La La Land - Damien Chazelle (2017)


A Los Angeles, Mia, aspirante actrice, est fatiguée d'enchaîner les auditions. Sebastian, un pianiste de jazz, est remercié du club miteux où il exerce car son jeu n'est pas assez accessible aux touristes de passage. Les deux jeunes gens se rencontrent dans un embouteillage, partent sur de mauvaises bases avant de découvrir leurs nombreux points communs. Ils tombent amoureux l'un de l'autre. Sebastian veut monter son propre club pour y jouer enfin la musique qu'il aime et encourage Mia dans ses projets.

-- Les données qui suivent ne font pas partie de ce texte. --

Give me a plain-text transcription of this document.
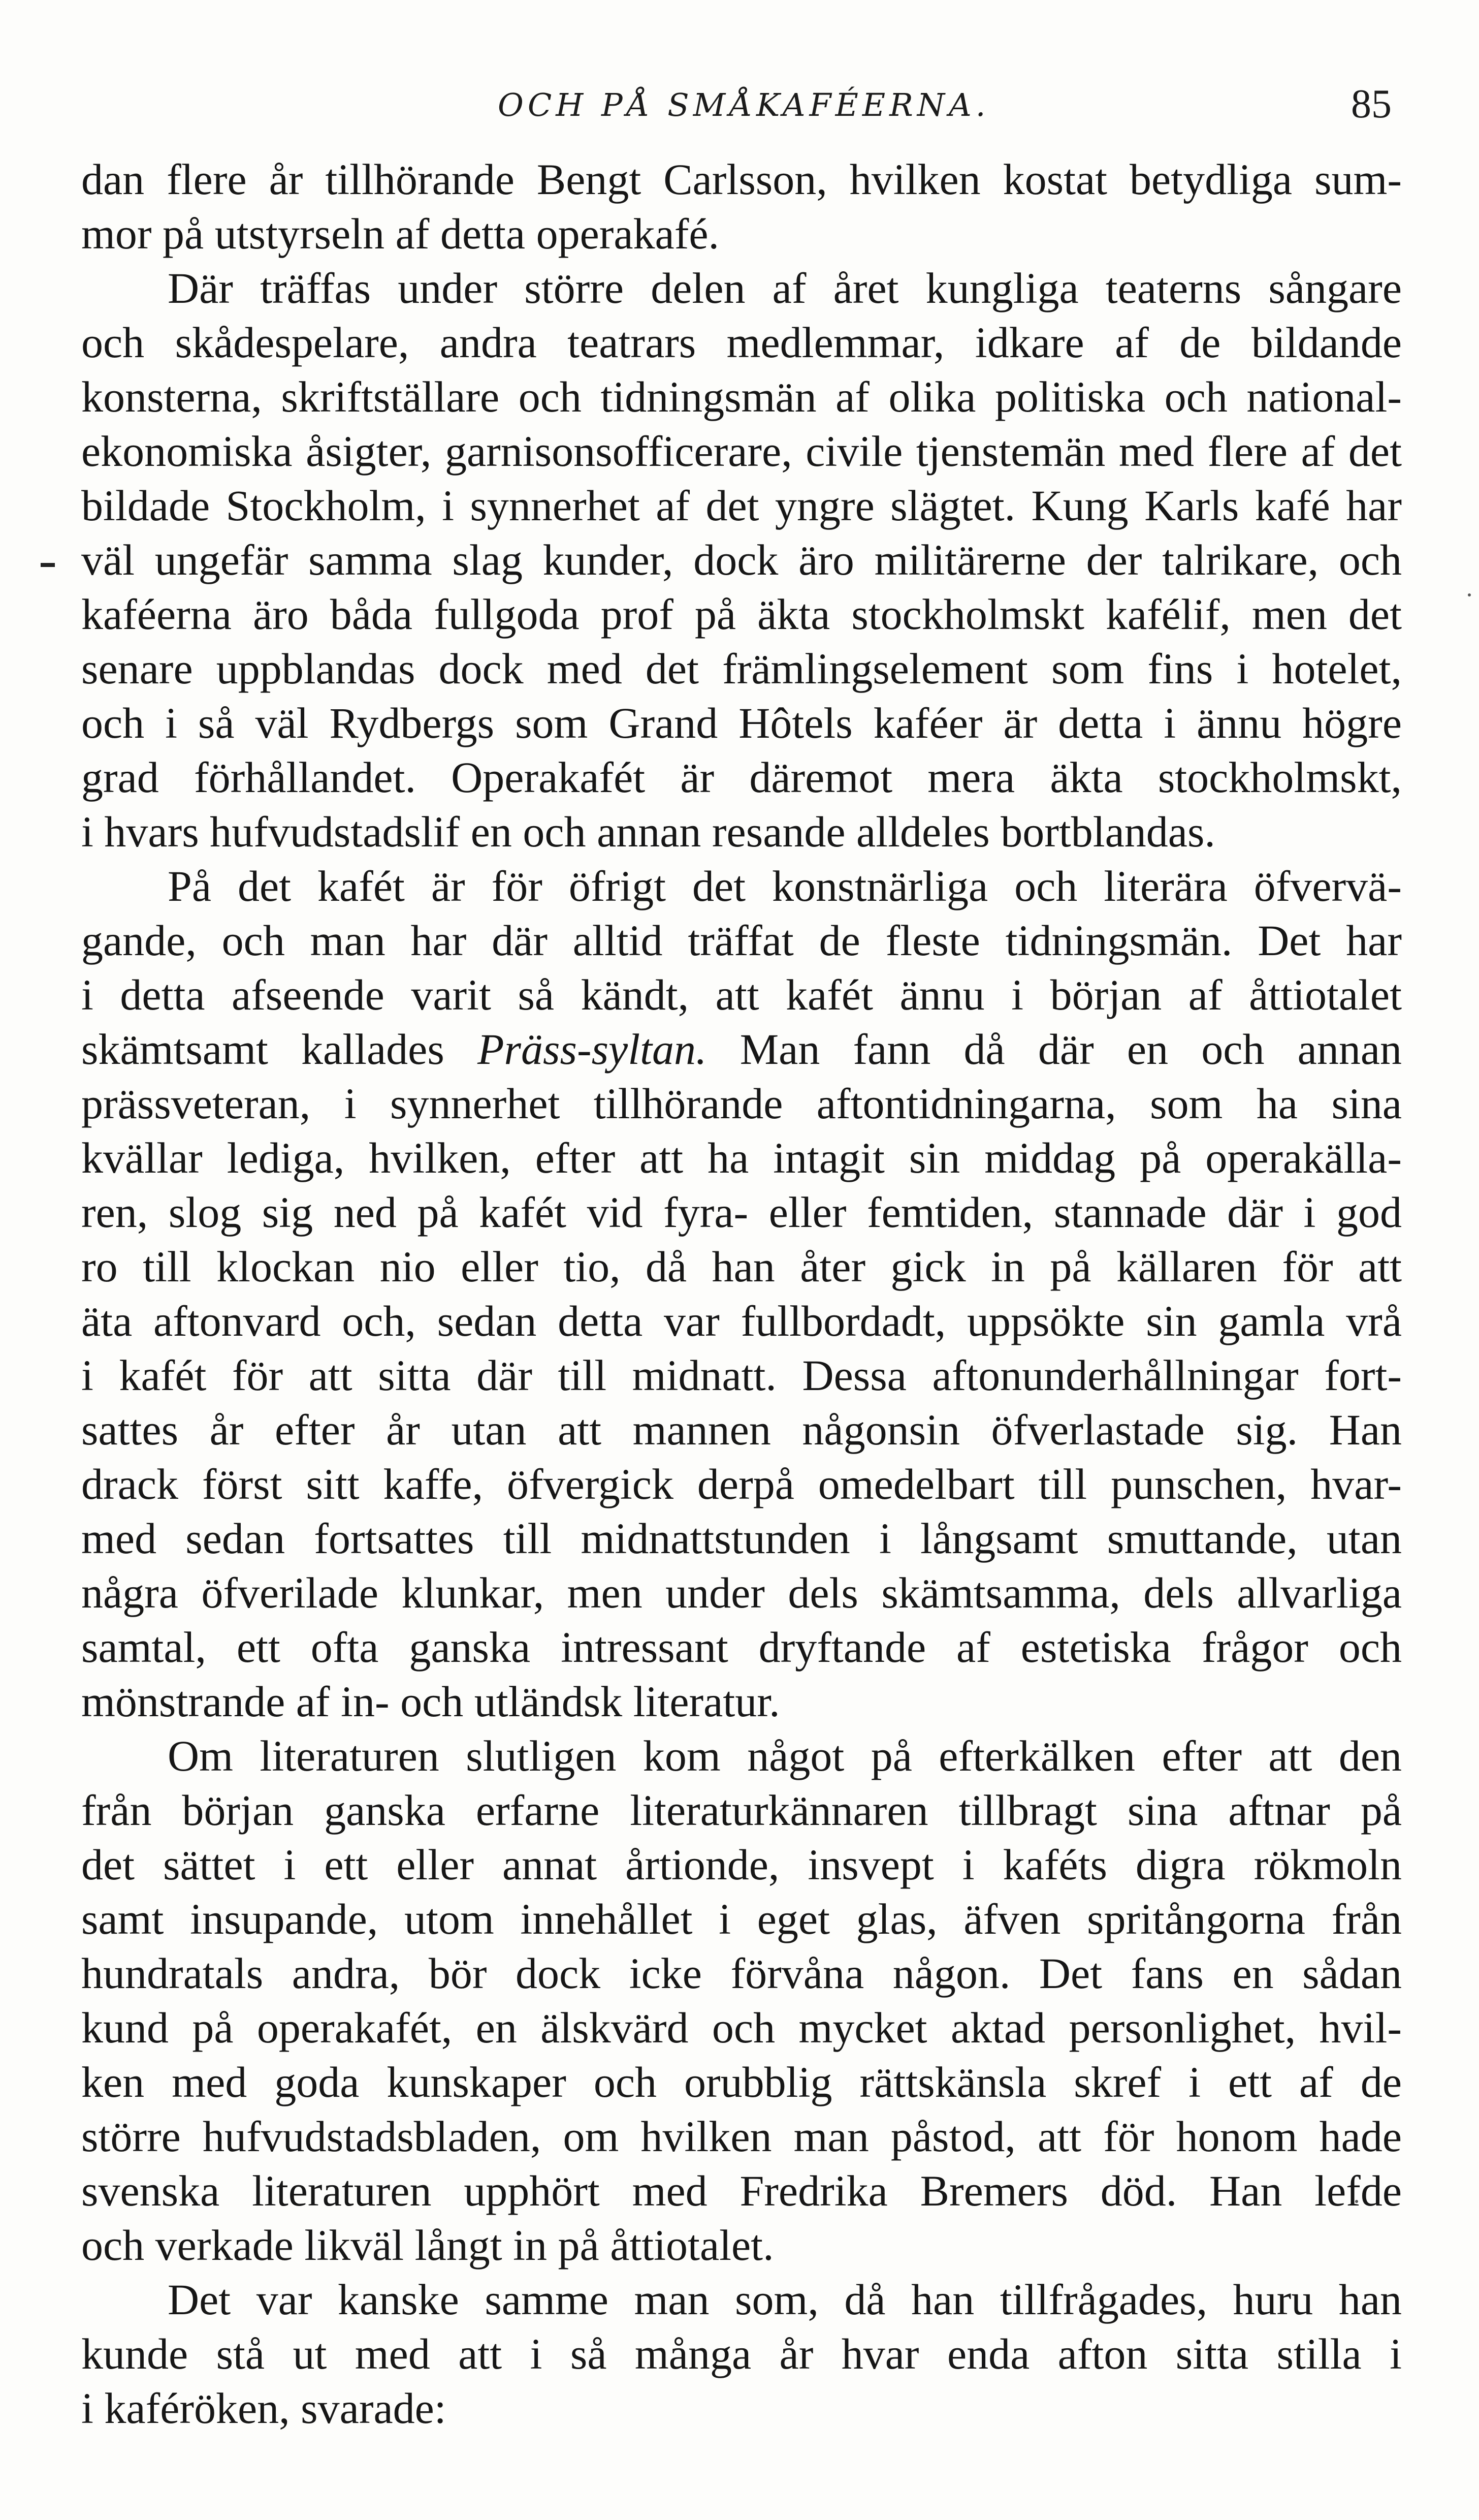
OCH PÅ SMÅKAFÉERNA.	85

dan flere år tillhörande Bengt Carlsson, hvilken kostat betydliga sum-
mor på utstyrseln af detta operakafé.

Där träffas under större delen af året kungliga teaterns sångare
och skådespelare, andra teatrars medlemmar, idkare af de bildande
konsterna, skriftställare och tidningsmän af olika politiska och national-
ekonomiska åsigter, garnisonsofficerare, civile tjenstemän med flere af det
bildade Stockholm, i synnerhet af det yngre slägtet. Kung Karls kafé har
väl ungefär samma slag kunder, dock äro militärerne der talrikare, och
kaféerna äro båda fullgoda prof på äkta stockholmskt kafélif, men det
senare uppblandas dock med det främlingselement som fins i hotelet,
och i så väl Rydbergs som Grand Hôtels kaféer är detta i ännu högre
grad förhållandet. Operakafét är däremot mera äkta stockholmskt,
i hvars hufvudstadslif en och annan resande alldeles bortblandas.

På det kafét är för öfrigt det konstnärliga och literära öfvervä-
gande, och man har där alltid träffat de fleste tidningsmän. Det har
i detta afseende varit så kändt, att kafét ännu i början af åttiotalet
skämtsamt kallades Präss-syltan. Man fann då där en och annan
prässveteran, i synnerhet tillhörande aftontidningarna, som ha sina
kvällar lediga, hvilken, efter att ha intagit sin middag på operakälla-
ren, slog sig ned på kafét vid fyra- eller femtiden, stannade där i god
ro till klockan nio eller tio, då han åter gick in på källaren för att
äta aftonvard och, sedan detta var fullbordadt, uppsökte sin gamla vrå
i kafét för att sitta där till midnatt. Dessa aftonunderhållningar fort-
sattes år efter år utan att mannen någonsin öfverlastade sig. Han
drack först sitt kaffe, öfvergick derpå omedelbart till punschen, hvar-
med sedan fortsattes till midnattstunden i långsamt smuttande, utan
några öfverilade klunkar, men under dels skämtsamma, dels allvarliga
samtal, ett ofta ganska intressant dryftande af estetiska frågor och
mönstrande af in- och utländsk literatur.

Om literaturen slutligen kom något på efterkälken efter att den
från början ganska erfarne literaturkännaren tillbragt sina aftnar på
det sättet i ett eller annat årtionde, insvept i kaféts digra rökmoln
samt insupande, utom innehållet i eget glas, äfven spritångorna från
hundratals andra, bör dock icke förvåna någon. Det fans en sådan
kund på operakafét, en älskvärd och mycket aktad personlighet, hvil-
ken med goda kunskaper och orubblig rättskänsla skref i ett af de
större hufvudstadsbladen, om hvilken man påstod, att för honom hade
svenska literaturen upphört med Fredrika Bremers död. Han lefde
och verkade likväl långt in på åttiotalet.

Det var kanske samme man som, då han tillfrågades, huru han
kunde stå ut med att i så många år hvar enda afton sitta stilla i
i kaféröken, svarade:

Damien Chazelle offre avec La La Land une superbe variation de son Whiplash (2014) qui le révéla au grand public. Ce dernier s’inspirait de la passion pour le jazz du réalisateur et notamment de son expérience de batteur au lycée. Déjà l’histoire y questionnait les sacrifices nécessaires de l’accomplissement artistique à travers le chemin de croix d’un aspirant batteur confronté à la rigueur d’un chef d’orchestre. Dès lors le film adoptait une étouffante esthétique de souffrance et une tonalité d’entraînement militaire, les environnements exigus capturant les heures de pratiques, l’épuisement et les stigmates physiques allant avec. Dans Whiplash la facette sentimentale était rapidement expédiée (le héros arrogant signifiant assez vite à sa petite amie qu’elle serait un frein à son ascension) pour se concentrer sur l’affrontement maitre/élève. La La Land déplace donc le curseur pour creuser la même thématique en observant les amours contrariés d’un couple d’artistes. Tout comme pour son précédent film, Damien Chazelle s’inspire à la fois d’une passion musicale (cette fois les comédies musicales) et d’une expérience intime, à savoir son arrivée pleine d’espoir à Los Angeles dans l’espoir de devenir réalisateur - La La Land était d’ailleurs un projet antérieur à Whiplash qu’il n’avait pu financer car encore inconnu.

En anglais l’expression « la la land » désigne le quartier de Hollywood à Los Angeles, ainsi qu'une situation déconnectée de la réalité. C’est précisément toute la dualité du film qui voit les personnages déchirés entre leurs ambitions artistiques et leurs sentiments, l’esthétique et la tonalité de l’ensemble jouant sur ces deux tableaux de la rêverie et du réel. Selon le moment du récit, cette rêverie ou ce réel prendront le pas l’un sur l’autre pour éblouir ou ramener douloureusement à terre. L’éblouissante ouverture en est la preuve avec cet embouteillage sur une autoroute de LA dont l’ennui et la lenteur sont soudainement transcendé par un numéro musical. Les automobilistes lâchent le volant pour entamer une danse endiablée sur le bitume, monter sur le toit des voitures et chanter un euphorisant Another day of sun. L’énergie de la scène repose moins sur la chorégraphie que sur le mouvement, la caméra mobile de Chazelle poursuivant les cavalcades des danseurs (qui peuvent surgir dans d’un saut dans le cadre ou par un élément de décor comme cette intérieur de camion dissimulant une fanfare), les panoramiques dynamiques faisant basculer les situations. Enfin le surgissement du titre fige ce côté mythologique et réaliste quand les danseurs regagnent leur place dans un dernier mouvement, tandis que l’urbanité de LA et cet entrelacement d’autoroute se dessine à l’arrière-plan.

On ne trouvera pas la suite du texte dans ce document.